Congress is contemplating its next move on health care.
As part of the newly enacted American Rescue Plan Act, billions of dollars in subsidies are on their way to those who purchase individual coverage through the exchanges. Many lawmakers now want to turn to legislation that would create a public health insurance option.
Most Americans get coverage for themselves and their families through their jobs. They like it. Under a public option, they could eventually lose it.
One analysis of a public option plan introduced in the House in 2019 found that it would have caused nearly 1 in 4 workers to lose employer-sponsored health coverage by 2023. By 2032, it would have deprived 1 in 3 of job-based coverage.
Credit: Janet Trautwein
Credit: Janet Trautwein
A public option would siphon people away from employer-sponsored insurance because it could provide coverage more cheaply than private insurers. Unlike private plans that must negotiate payment rates with healthcare providers, a public plan would have the power to dictate the prices it would pay doctors and hospitals.

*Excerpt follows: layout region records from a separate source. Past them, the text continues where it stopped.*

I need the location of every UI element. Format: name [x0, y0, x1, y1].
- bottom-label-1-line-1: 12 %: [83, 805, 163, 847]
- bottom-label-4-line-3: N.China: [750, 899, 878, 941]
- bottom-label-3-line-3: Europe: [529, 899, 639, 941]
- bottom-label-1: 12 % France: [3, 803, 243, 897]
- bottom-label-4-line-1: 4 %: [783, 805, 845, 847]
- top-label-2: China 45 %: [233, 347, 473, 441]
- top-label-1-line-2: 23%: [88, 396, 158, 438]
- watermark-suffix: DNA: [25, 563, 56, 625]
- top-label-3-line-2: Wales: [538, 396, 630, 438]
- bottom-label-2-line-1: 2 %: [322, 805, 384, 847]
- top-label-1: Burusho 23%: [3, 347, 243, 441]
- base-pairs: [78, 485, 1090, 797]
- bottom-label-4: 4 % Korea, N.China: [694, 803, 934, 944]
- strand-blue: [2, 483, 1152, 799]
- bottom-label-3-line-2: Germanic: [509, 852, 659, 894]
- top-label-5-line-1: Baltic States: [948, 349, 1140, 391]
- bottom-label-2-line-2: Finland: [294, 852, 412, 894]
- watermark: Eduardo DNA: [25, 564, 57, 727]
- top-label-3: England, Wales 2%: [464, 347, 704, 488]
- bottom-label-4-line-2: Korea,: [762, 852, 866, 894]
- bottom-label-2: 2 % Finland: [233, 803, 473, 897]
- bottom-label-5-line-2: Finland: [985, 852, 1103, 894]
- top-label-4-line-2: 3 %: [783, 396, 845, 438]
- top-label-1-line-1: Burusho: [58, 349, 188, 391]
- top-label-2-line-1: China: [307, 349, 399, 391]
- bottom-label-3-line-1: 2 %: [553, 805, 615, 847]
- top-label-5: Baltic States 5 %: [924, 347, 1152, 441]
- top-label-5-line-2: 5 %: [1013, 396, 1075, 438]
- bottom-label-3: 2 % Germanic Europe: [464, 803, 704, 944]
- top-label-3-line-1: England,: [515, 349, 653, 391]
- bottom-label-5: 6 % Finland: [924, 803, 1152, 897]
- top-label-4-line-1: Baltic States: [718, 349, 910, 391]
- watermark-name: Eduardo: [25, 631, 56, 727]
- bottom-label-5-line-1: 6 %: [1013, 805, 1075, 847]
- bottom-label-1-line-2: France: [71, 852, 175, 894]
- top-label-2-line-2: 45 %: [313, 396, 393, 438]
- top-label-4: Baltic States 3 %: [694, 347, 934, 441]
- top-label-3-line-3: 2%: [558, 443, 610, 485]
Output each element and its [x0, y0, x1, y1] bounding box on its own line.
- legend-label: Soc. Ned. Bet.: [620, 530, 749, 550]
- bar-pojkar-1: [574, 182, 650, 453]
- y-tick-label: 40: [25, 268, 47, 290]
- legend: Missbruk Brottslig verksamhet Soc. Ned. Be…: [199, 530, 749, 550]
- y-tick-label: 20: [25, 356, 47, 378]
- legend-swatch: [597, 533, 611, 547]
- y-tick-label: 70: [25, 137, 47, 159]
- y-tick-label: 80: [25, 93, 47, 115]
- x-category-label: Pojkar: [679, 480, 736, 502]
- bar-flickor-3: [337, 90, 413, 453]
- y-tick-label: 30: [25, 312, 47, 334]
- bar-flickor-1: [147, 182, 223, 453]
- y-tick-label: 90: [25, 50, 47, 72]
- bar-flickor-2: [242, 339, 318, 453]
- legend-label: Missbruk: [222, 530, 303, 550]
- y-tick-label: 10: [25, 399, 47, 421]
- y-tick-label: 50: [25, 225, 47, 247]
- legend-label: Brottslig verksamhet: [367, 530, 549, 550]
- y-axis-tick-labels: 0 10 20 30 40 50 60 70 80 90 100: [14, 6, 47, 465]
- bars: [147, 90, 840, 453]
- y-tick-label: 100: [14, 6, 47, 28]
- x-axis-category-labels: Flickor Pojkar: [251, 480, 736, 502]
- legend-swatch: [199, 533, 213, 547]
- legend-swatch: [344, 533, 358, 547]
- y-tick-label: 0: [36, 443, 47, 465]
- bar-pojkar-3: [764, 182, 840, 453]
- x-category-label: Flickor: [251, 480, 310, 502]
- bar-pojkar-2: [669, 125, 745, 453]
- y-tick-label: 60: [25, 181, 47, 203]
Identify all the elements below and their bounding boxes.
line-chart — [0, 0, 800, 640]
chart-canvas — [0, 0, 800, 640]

That’s exactly what our nation’s existing public health plans, Medicare and Medicaid, do. Total enrollment in the two programs approaches 140 million people. That means they insure more than 2 in 5 Americans.
With that kind of clout, not to mention the government regulatory apparatus backing them, Medicare and Medicaid significantly underpay providers. The two programs pay hospitals just 87 cents and 89 cents, respectively, for every dollar in cost they incur caring for the programs’ beneficiaries. Those underpayments totaled nearly $76 billion in 2019.
Providers compensate by charging private insurers more. A study from the RAND Corp. found private health plans pay hospitals 247 percent of what Medicare would pay for the same service, on average.
Adding a low-paying public option to the mix would force providers to shift yet more of their costs onto private plans. Private insurers couldn’t simply absorb those additional costs. Their margins are already thin. The cost of care eats up 80 percent to 90 percent of every premium dollar. Higher costs for private insurers would mean higher premiums and deductibles for employers and patients.
Some employers would respond by dropping coverage and directing their employees to the public option. Privately insured individuals would do the same. And the cycle would repeat, until the public option had pushed private health plans out of the market.
So adding a public option is not, as its proponents assert, a way to expand consumer choice or inject new competition into the health insurance market.
Instead, it would reduce consumers’ choices and destroy the insurance market. Healthcare providers, meanwhile, may not be able to cover their costs without higher-paying privately insured patients. They may be forced to close facilities and institute waiting lists for some services, just as we see in other countries where government is the dominant health insurer.
Employer-sponsored insurance has been at the heart of the U.S. healthcare system for decades. And it’s popular. Seven in 10 people with job-based coverage give their plan a grade of “A” or “B,” according to the Kaiser Family Foundation.
Congress should listen to these folks -- and not take any action that would harm our system of employer-sponsored health plans.
Janet Trautwein is CEO of the National Association of Health Underwriters, www.nahu.org.